The Books That Made Me – Part Three

Back in August I took the first pass at starting a series of posts inspired by the excellent occasional series of interviews that The Guardian newspaper conducts under the title “Books That Made Me.” – In that post I talked about what I was currently reading, and a book that changed my life. In December I picked up the challenge again and talked about if there was a book I wish I’d written, and a book that influenced my writing.

It’s been a while, so I think it’s time tackle another couple of questions:

The Book That Changed My Mind.

I’m not sure this book changed my mind about any one thing specifically, but it did make me look at the world around me from a different perspective. The Design of Everyday Things by Don Norman.

Norman combines backgrounds in engineering and psychology and applies them to the world of human-centered design where usability is just as important as aesthetics. The book gives many great examples of when designers get things right, and equally valuable where they get it wrong. I highly recommend this for anyone who is interested in how we interact with the physical world we inhabit, and how good design can make that experience more enjoyable.
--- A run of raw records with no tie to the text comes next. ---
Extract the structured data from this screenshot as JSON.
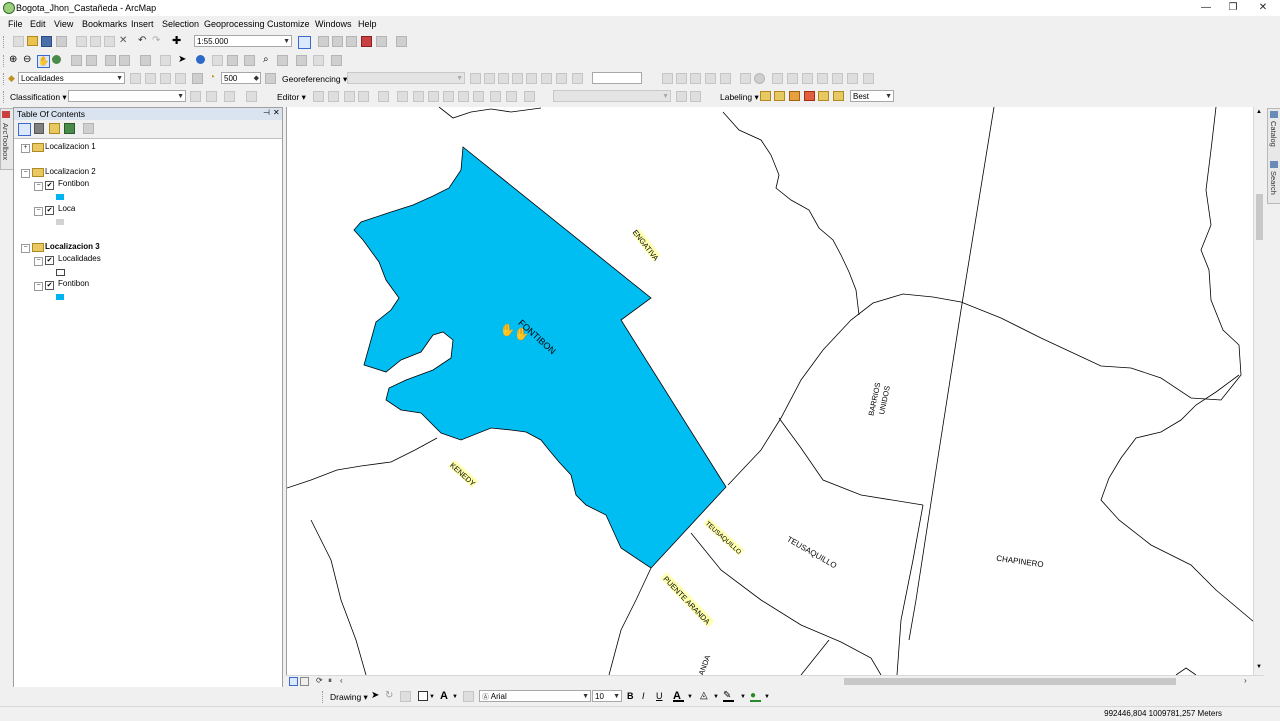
{
  "window": {
    "title": "Bogota_Jhon_Castañeda - ArcMap",
    "minimize": "—",
    "maximize": "❐",
    "close": "✕"
  },
  "menu": [
    "File",
    "Edit",
    "View",
    "Bookmarks",
    "Insert",
    "Selection",
    "Geoprocessing",
    "Customize",
    "Windows",
    "Help"
  ],
  "toolbar": {
    "scale": "1:55.000",
    "layer_selected": "Localidades",
    "opacity_value": "500",
    "georeferencing_label": "Georeferencing ▾",
    "classification_label": "Classification ▾",
    "editor_label": "Editor ▾",
    "labeling_label": "Labeling ▾",
    "label_placement": "Best"
  },
  "toc": {
    "title": "Table Of Contents",
    "pin": "⊣",
    "close": "✕",
    "groups": [
      {
        "name": "Localizacion 1",
        "expanded": false,
        "layers": []
      },
      {
        "name": "Localizacion 2",
        "expanded": true,
        "layers": [
          {
            "name": "Fontibon",
            "checked": true,
            "color": "#00b4f0"
          },
          {
            "name": "Loca",
            "checked": true,
            "color": "#d2d2d2"
          }
        ]
      },
      {
        "name": "Localizacion 3",
        "expanded": true,
        "bold": true,
        "layers": [
          {
            "name": "Localidades",
            "checked": true,
            "color": "#ffffff"
          },
          {
            "name": "Fontibon",
            "checked": true,
            "color": "#00b4f0"
          }
        ]
      }
    ]
  },
  "side_tabs": {
    "left": "ArcToolbox",
    "right1": "Catalog",
    "right2": "Search"
  },
  "map": {
    "fill_color": "#00bdf2",
    "labels": [
      {
        "text": "ENGATIVA",
        "highlight": true
      },
      {
        "text": "FONTIBON",
        "highlight": false
      },
      {
        "text": "KENEDY",
        "highlight": true
      },
      {
        "text": "TEUSAQUILLO",
        "highlight": true
      },
      {
        "text": "TEUSAQUILLO",
        "highlight": false
      },
      {
        "text": "PUENTE ARANDA",
        "highlight": true
      },
      {
        "text": "ANDA",
        "highlight": false
      },
      {
        "text": "BARRIOS",
        "highlight": false
      },
      {
        "text": "UNIDOS",
        "highlight": false
      },
      {
        "text": "CHAPINERO",
        "highlight": false
      }
    ]
  },
  "drawing": {
    "label": "Drawing ▾",
    "font": "Arial",
    "size": "10",
    "bold": "B",
    "italic": "I",
    "underline": "U"
  },
  "status": {
    "coordinates": "992446,804  1009781,257 Meters"
  }
}
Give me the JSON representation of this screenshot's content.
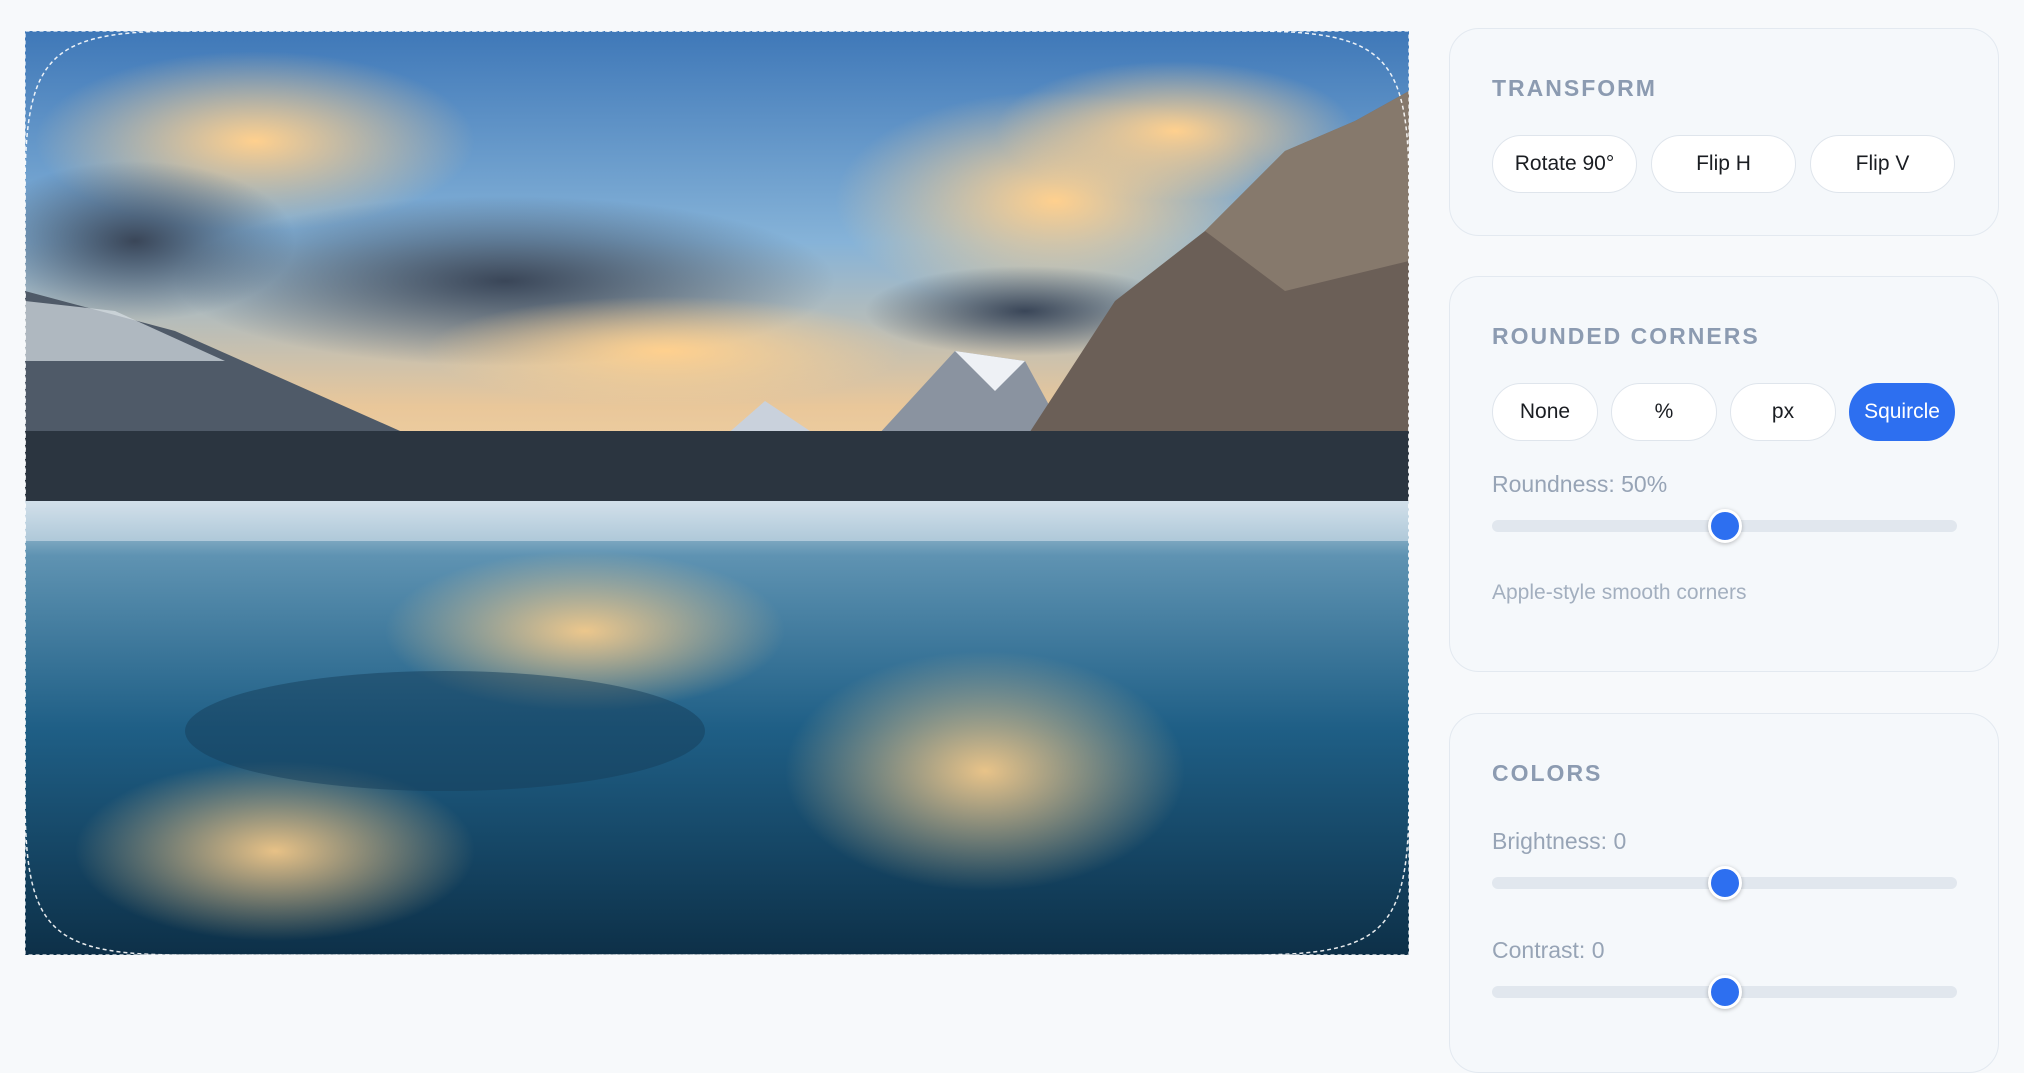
{
  "transform": {
    "title": "TRANSFORM",
    "buttons": [
      "Rotate 90°",
      "Flip H",
      "Flip V"
    ]
  },
  "rounded_corners": {
    "title": "ROUNDED CORNERS",
    "modes": [
      "None",
      "%",
      "px",
      "Squircle"
    ],
    "selected_mode": "Squircle",
    "roundness_label": "Roundness: 50%",
    "roundness_value": 50,
    "hint": "Apple-style smooth corners"
  },
  "colors": {
    "title": "COLORS",
    "brightness_label": "Brightness: 0",
    "brightness_value": 0,
    "contrast_label": "Contrast: 0",
    "contrast_value": 0
  },
  "theme": {
    "accent": "#2d6ff0",
    "panel_bg": "#f5f8fb",
    "muted_text": "#8c9bb1"
  }
}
The Design of Everyday Things – Don Norman

The Last Book To Make Me Cry

As a young man Adrian Gill’s dyslexia was so bad he was classified as functionally illiterate, his early adult years were lost to alcoholism. Then he discovered a talent for expressing himself through words and a love for food. We first came across him in his early days as the food critic for The Sunday Times. His reviews of places we’d never eat in and food we’d never try were the first thing we read. A.A.Gill grew to be one of British journalism’s best. A man who told it like he saw it, wasn’t afraid to pull his punches, and was unapologetic about his own life and views. The Best of A.A. Gill collects his best writing in food, television, travel, life, and most movingly his cause-celebre – the global refugee crisis. It ranges from cynical truths, to outrage, as well as the humorous, and heart-warming. It concludes with a heart wrenching piece where he talks honestly and brutally about is own imminent death from cancer. Overall this volume is an excellent celebration of an honest man.